This reverts commit 305839b.

shubhamvishu · 2026-05-21T00:36:56Z

I also ran the same luceneutil with 4K dimensional vectors and I see even higher impact to recall(~6-7% improvement) overall net-net with slight slowness in indexing-rate(~5%) due to rotation overhead.

With internal Amazon 4K vectors embeddings

Setup:

500K docs, 4096 dimensions, DOT_PRODUCT similarity, HNSW (maxConn=64, beamWidth=250), 10K queries.

Bits	Avg Baseline Recall	Avg Candidate Recall(Rotation)	Avg Delta	% Diff
1	0.828	0.889	+0.061	+7.4%
2	0.858	0.916	+0.058	+6.7%
4	0.893	0.958	+0.066	+7.3%
7	0.920	0.972	+0.052	+5.6%
8	0.927	0.974	+0.047	+5.1%
All bits	0.885	0.942	+0.057	+6.4%

Metric	Baseline	Rotation	% Diff	Impact
Recall (avg all)	0.885	0.942	+6.4%	Improvement
Search latency	~2.0 ms	~2.0 ms	~0%	No change
Index rate	~3830 docs/s	~3620 docs/s	-5.5%	Slightly slower
Index size	8091-9799 MB	8091-9799 MB	0%	Identical
Force merge time	~213 s	~194 s	-8.9%	No regression

mccullocht · 2026-05-21T03:28:26Z

+    FieldInfo info = fieldInfos.fieldInfo(field);
+    return info != null
+        && "true"
+            .equals(info.getAttribute(Lucene104ScalarQuantizedVectorsFormat.ROTATION_ENABLED_KEY));


I haven't ever seen attributes used to enable codec features like this, at least it doesn't appear to be common practice in the core codecs. More typically this would tick VERSION_CURRENT and something (probably just the rotation seed?) would be encoded as part of field metadata. I don't have a good sense as to why maybe @mikemccand or @benwtrent has a firmer and better reasoned opinion.

Yeah I also reasonate here.
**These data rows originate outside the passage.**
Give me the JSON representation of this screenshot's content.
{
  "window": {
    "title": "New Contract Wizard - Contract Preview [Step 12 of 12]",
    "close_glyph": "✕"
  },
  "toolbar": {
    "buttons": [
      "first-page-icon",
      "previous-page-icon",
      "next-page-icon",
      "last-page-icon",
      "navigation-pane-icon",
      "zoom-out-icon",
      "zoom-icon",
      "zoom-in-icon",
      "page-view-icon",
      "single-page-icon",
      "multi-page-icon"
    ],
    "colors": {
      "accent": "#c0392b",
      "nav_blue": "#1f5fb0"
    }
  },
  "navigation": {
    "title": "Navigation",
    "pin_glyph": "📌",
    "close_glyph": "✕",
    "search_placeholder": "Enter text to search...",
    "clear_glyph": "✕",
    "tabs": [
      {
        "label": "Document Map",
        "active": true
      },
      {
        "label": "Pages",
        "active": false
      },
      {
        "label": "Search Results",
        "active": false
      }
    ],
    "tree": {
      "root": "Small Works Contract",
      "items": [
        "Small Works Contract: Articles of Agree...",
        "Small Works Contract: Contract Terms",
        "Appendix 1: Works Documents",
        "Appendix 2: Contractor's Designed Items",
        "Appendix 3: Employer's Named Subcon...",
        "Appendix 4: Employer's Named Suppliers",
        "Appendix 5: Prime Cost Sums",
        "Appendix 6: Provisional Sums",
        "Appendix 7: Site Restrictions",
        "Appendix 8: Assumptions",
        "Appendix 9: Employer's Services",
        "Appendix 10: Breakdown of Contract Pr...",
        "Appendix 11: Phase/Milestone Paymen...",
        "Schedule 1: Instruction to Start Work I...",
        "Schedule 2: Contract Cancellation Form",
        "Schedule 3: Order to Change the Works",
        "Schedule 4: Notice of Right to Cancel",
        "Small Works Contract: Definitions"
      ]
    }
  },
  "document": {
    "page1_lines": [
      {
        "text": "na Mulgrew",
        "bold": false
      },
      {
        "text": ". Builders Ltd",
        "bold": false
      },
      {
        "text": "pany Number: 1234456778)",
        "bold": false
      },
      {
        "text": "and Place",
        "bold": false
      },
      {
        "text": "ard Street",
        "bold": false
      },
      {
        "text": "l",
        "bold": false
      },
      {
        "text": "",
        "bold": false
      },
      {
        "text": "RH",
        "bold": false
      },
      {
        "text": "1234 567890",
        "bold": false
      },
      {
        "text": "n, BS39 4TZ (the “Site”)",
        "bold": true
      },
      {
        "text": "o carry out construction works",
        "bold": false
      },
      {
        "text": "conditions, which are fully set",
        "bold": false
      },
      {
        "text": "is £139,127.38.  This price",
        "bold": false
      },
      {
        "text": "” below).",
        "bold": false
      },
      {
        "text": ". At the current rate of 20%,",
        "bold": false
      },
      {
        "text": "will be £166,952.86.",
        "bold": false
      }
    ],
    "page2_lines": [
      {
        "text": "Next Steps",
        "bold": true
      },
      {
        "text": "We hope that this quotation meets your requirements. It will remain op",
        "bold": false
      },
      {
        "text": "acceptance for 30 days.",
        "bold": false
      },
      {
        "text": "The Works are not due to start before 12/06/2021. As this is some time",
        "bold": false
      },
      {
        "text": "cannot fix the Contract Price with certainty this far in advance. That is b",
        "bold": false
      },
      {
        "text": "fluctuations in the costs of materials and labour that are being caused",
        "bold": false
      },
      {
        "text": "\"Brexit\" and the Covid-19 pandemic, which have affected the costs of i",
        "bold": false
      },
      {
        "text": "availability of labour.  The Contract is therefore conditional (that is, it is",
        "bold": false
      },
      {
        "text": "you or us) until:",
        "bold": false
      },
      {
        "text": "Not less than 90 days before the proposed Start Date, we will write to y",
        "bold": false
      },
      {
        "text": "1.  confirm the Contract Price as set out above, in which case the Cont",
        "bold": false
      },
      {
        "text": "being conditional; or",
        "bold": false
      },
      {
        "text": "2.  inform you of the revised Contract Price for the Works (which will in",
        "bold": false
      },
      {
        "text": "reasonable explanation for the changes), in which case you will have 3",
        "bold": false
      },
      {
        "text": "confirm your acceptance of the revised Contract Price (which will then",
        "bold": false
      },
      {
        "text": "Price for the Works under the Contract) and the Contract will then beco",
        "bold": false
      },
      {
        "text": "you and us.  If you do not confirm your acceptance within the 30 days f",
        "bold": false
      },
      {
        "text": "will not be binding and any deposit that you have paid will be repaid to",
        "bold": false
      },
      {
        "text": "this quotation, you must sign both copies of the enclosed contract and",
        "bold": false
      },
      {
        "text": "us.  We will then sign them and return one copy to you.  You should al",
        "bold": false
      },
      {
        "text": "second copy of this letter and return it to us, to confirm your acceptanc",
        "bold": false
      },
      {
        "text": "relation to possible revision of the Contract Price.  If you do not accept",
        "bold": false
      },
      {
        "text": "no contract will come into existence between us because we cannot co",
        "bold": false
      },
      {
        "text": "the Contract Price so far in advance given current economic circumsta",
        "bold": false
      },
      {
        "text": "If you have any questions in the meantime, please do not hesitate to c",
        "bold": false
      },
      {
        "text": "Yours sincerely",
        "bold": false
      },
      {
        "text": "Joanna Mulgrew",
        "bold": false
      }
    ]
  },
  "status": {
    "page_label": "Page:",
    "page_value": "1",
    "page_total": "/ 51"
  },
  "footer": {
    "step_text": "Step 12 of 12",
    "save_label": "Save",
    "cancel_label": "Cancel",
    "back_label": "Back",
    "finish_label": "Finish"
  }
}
The initial version (1st commit) tried to retain it in the sandox module -> then moved it into the main core Codec but it was writing a random seed to the metadata of the field and I had to bump the codec to 105. I honestly didn't wanted to bump the Codec for this given usecase so I switched to use a constant seed and assuming rotation is enabled for all vector fields by default(which obviously simplified all of this but takes away the capability from user to configure it on per field basis). So eventually I biased towards sharing the rotationEnabled flag (configured per vector field) to query time via FieldInfos and avoiding Codec bump since this way we were not breaking the backward compatibility and also how simple it was in nature. I'm open to ideas whichever we would want to choose or if there is a better way to share this info(rotation enabled/disabled) hopefully avoiding the codec bump.

mccullocht · 2026-05-21T03:33:58Z

+    if (isRotationEnabled(field) && target != null) {
+      HadamardRotation rotation = rotationFor(field, fi.dimension);
+      float[] rotated = new float[target.length];
+      rotation.rotate(target, rotated);


IIUC this rotation operation is probably fairly expensive -- at least as expensive as quantization but possibly even more expensive. In Lucene's segment structure this operation will be repeated for every segment searched. In your tests you probably ran with everything merged down to a single segment but I'm interested in what this costs in a more typical multi-segment setup. A microbenchmark for the rotation or a full luceneutil run would be helpful here.

Depending on the cost we might want to figure out a way to reuse this computation across segments somehow which probably requires upstream integration with the knn query classes.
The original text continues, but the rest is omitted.